Vittorio se puso en pie. Se llevó una mano a los riñones e hizo ademán de enderezar la espalda.

—La humedad me está matando —comentó resignado.

Luego se metió dos dedos entre los labios y silbó con fuerza. De un matorral salió un perro pastor en el que Pierre no se había fijado. Corrió por la bajada a grandes saltos y se quedó parado frente a Vittorio alargando el morro a las caricias. Su amo le contentó, luego extendió el brazo delante de la mandíbula y dejó que se lo mordiera a modo de juego. Recogió una bolsa de cuero y se la puso en bandolera. Apenas le dio la espalda, el perro volvió a subir en dirección al rebaño, ladrando a las cabras para que se reuniesen.

—¿Cómo se llama? —preguntó Pierre atraído por la habilidad del perro en dirigir el rebaño.

—Radko —respondió el padre mientras daba unas palmadas para hacer retroceder a un carnero rojizo.

Radko pareció entender que se hablaba de él y se puso a olisquear al recién llegado.

—Con los extraños es más sociable que tú —comentó Pierre frente al colear festivo del perro.

—Ya. Pero tendrías que ver cómo se pone si me levantas la voz.

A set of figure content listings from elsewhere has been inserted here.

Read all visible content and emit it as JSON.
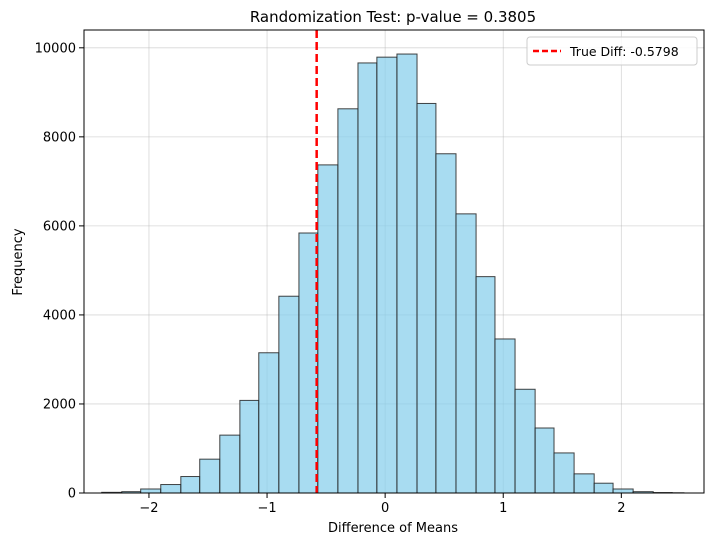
{
  "chart_data": {
    "type": "bar",
    "title": "Randomization Test: p-value = 0.3805",
    "xlabel": "Difference of Means",
    "ylabel": "Frequency",
    "xlim": [
      -2.55,
      2.7
    ],
    "ylim": [
      0,
      10400
    ],
    "xticks": [
      -2,
      -1,
      0,
      1,
      2
    ],
    "xtick_labels": [
      "−2",
      "−1",
      "0",
      "1",
      "2"
    ],
    "yticks": [
      0,
      2000,
      4000,
      6000,
      8000,
      10000
    ],
    "ytick_labels": [
      "0",
      "2000",
      "4000",
      "6000",
      "8000",
      "10000"
    ],
    "grid": true,
    "bin_edges": [
      -2.4,
      -2.23,
      -2.07,
      -1.9,
      -1.73,
      -1.57,
      -1.4,
      -1.23,
      -1.07,
      -0.9,
      -0.73,
      -0.57,
      -0.4,
      -0.23,
      -0.07,
      0.1,
      0.27,
      0.43,
      0.6,
      0.77,
      0.93,
      1.1,
      1.27,
      1.43,
      1.6,
      1.77,
      1.93,
      2.1,
      2.27,
      2.43,
      2.53
    ],
    "values": [
      15,
      30,
      90,
      190,
      370,
      760,
      1300,
      2080,
      3150,
      4420,
      5840,
      7370,
      8630,
      9660,
      9790,
      9860,
      8750,
      7620,
      6270,
      4860,
      3460,
      2330,
      1460,
      900,
      430,
      220,
      90,
      30,
      10,
      5
    ],
    "bar_color": "#87CEEB",
    "bar_edge_color": "#222222",
    "vline": {
      "x": -0.5798,
      "color": "#ff0000",
      "style": "dashed"
    },
    "legend": {
      "entries": [
        "True Diff: -0.5798"
      ],
      "position": "top-right"
    }
  }
}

Pierre hizo la prueba. Radko se puso enseguida a gruñir, mostrando los colmillos, inclinado sobre las patas y dispuesto a saltar.

—De acuerdo, de acuerdo, era una broma.

Levantó las manos para demostrar su propia inocencia.

Radko se acercó a su amo, que había echado a andar por el polvoriento sendero, se puso a su lado y solo a ratos se le adelantaba un corto trecho.

Pierre lo miró avanzar, en la luz del mediodía, sobre el telón de fondo de un mar agitado.